Geometric-constraint-aware binocular framework for robust absolute phase recovery in structured light 3D reconstruction

To address the critical challenges in balancing reconstruction accuracy, computational efficiency, and robustness to complex surfaces faced by optical three-dimensional reconstruction systems using structured light projection, this paper presents a novel binocular deep learning framework, to the best of our knowledge, that synergistically integrates geometric constraints with data-driven learning for robust absolute phase recovery. Our key contributions include: (1) a dual-view structured light system with a StereoPhase benchmark dataset containing 23,000 synchronized binocular phase maps of both virtual and real-world ground-truth 3D models, specifically for challenging scenarios like discontinuous surfaces; (2) a dual-path network architecture GCANet featuring cross-view feature fusion modules and dilated residual blocks to address the phase jumps; and (3) a consistency-aware loss function that applies epipolar geometric constraints of two perspectives.
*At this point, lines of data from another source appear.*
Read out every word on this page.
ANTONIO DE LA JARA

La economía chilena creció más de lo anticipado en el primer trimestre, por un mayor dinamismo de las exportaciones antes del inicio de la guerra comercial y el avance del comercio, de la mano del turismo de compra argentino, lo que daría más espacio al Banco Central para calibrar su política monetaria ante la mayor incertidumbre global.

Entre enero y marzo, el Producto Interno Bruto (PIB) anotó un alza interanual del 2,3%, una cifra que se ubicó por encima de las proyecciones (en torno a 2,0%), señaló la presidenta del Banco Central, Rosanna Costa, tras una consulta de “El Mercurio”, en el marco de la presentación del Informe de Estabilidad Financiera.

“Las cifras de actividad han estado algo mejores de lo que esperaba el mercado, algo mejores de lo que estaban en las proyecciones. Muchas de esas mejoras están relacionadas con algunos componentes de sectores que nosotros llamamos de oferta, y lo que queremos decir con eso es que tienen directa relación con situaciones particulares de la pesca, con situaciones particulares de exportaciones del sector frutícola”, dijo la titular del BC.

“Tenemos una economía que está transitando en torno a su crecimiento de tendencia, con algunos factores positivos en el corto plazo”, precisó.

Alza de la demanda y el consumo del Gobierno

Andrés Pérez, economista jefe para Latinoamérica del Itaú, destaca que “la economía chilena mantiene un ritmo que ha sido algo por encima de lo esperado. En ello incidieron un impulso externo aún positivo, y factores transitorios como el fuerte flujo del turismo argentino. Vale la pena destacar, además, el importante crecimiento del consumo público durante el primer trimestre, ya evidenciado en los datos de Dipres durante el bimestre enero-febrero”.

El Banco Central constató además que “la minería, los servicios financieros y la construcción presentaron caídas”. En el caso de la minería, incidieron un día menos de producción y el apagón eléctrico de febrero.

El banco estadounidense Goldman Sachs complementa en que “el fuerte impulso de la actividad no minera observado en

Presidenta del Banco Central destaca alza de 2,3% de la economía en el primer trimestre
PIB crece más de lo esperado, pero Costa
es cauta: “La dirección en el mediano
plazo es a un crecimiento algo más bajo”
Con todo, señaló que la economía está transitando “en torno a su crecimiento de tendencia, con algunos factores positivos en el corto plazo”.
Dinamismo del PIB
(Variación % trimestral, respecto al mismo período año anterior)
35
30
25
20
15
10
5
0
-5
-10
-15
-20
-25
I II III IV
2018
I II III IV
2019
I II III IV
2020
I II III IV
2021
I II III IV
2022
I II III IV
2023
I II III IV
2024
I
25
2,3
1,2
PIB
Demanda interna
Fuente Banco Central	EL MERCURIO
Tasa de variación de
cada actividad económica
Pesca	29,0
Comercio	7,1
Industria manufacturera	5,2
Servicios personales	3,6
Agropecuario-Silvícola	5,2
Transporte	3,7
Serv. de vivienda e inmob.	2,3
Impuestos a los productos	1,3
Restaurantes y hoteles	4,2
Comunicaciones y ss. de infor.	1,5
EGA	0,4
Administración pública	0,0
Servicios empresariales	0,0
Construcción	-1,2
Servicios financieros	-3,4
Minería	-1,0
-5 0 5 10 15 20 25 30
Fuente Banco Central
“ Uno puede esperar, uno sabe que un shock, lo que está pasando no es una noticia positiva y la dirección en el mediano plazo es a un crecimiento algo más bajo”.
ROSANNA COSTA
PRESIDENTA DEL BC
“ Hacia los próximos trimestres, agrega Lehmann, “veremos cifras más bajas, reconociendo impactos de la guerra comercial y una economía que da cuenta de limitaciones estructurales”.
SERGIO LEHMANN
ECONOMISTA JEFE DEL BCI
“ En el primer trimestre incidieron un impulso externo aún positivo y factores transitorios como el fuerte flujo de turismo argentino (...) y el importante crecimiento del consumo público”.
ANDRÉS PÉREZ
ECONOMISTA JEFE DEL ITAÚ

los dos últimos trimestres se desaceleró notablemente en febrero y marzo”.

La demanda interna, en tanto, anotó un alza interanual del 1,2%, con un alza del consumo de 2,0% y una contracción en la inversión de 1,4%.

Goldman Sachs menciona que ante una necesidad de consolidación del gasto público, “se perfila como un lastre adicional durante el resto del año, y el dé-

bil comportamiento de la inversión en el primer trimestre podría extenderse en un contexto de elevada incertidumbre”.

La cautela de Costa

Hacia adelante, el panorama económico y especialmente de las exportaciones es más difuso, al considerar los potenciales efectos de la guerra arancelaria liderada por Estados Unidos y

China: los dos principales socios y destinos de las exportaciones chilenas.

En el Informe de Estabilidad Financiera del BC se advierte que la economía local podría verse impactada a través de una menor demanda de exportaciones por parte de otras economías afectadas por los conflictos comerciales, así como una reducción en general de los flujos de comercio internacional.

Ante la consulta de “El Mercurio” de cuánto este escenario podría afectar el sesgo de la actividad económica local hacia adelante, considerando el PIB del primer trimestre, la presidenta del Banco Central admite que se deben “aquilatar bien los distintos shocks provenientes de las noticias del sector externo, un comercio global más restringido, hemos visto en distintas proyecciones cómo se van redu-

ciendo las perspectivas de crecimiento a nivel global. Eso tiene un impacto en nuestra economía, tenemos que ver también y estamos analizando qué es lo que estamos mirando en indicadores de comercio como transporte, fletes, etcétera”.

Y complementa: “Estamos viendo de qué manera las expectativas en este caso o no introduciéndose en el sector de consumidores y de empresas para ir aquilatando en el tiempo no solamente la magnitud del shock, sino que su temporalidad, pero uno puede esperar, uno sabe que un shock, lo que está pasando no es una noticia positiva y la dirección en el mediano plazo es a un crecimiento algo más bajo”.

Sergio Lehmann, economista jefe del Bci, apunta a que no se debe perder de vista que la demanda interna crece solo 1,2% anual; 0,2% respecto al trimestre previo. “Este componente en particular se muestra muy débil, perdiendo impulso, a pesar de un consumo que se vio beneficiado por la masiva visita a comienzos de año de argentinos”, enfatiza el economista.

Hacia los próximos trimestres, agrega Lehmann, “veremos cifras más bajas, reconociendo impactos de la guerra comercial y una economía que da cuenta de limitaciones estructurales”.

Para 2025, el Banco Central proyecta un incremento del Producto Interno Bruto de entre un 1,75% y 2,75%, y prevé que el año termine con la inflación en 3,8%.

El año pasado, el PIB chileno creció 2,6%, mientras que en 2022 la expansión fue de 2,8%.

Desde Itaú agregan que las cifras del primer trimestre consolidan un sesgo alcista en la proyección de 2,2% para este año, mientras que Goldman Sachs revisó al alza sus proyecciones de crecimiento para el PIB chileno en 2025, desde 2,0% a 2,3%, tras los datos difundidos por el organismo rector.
Extensive experiments demonstrate competitive performance between speed and accuracy, achieving lower error in all our datasets compared to existing learning-based approaches while maintaining real-time processing. The framework establishes what we believe to be a new paradigm for phase unwrapping that effectively bridges the gap between traditional geometric methods and modern deep learning solutions, particularly benefiting industrial inspection and biomedical applications requiring both precision and computational efficiency.